If you would like to learn more about how to get clear on your pricing, get in touch with the value of your services and learn how to communicate that value effectively, I teach you how in my Get More Clients Saying Yes! course – which will be opening for enrolment later this year. If you’d like to be among the first to know when that happens click here to be notified
Get started today for Free:
You can also get started today by learning how to guide a potential client through a carefully structured sales conversation that will bring them to a natural and easy “Yes” without any “icky” closing techniques with my 7 Steps to Yes! video training.
It’s a series of bite-sized videos (just 3 minutes each) that will give you a complete step-by-step structure for your sales conversations – and it’s completely FREE. Sign up here.
With Love & Gratitude,
Finding this blog today is perfect timing (thank you Universe and thank you, Catherine!). The phrase I’m hearing now when I give a price for my services is “that seems reasonable” or “that seems very fair.” Those two phrases give me pause because I then think to myself “am I not charging enough?” or have I just done a great job of selling my value? Any thoughts on this?

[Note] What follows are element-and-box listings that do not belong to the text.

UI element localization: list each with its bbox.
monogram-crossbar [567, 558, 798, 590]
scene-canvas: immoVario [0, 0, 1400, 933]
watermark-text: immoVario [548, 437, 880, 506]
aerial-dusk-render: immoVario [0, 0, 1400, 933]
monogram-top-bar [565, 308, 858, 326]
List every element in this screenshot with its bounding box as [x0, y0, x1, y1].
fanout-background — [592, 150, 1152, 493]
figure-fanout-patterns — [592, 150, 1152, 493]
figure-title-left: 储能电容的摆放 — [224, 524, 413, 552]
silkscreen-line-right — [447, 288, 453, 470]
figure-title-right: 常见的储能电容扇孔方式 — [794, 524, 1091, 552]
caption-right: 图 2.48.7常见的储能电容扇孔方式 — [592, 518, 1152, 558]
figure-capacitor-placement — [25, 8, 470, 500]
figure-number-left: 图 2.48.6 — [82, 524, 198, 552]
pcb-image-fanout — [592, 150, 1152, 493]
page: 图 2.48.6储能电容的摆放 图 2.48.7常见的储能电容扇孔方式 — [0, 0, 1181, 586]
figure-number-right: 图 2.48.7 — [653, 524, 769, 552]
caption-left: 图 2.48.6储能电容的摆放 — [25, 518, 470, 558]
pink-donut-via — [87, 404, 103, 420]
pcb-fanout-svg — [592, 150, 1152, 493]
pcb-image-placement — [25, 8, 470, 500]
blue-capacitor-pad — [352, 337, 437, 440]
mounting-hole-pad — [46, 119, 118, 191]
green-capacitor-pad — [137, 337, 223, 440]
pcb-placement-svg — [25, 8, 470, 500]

Thank you Catherine for another immensely useful article. I feel I have all the problems around ‘setting the price for my service’ mentioned above plus the fact that I have been working in the last 7 years as a volunteer in the criminal justice system which again reinforces the stigma of value & affordability. Now that I am trying to build a business as a professional personal development coach , I am adamant that I’ll be charging for my time and skills I bring to the table, but struggle with that nagging voice inside my head that says ‘who will want to pay you?’’ Good to know I am not alone in this department!
Cristina, you are worth what you charge! x
You have really highlighted some of the issues that come up for me in pricing Catherine. The biggest challenge I have found is ‘getting in touch with your value’. Thankfully this is something that you have worked through in your programme and so I now have practice in connecting to my value.
It really is a tricky topic! For me, at the moment, it’s about what I feel comfortable with, and what my clients feel comfortable with. I know I can always change it in the future, but I want to be taking action and helping clients right now.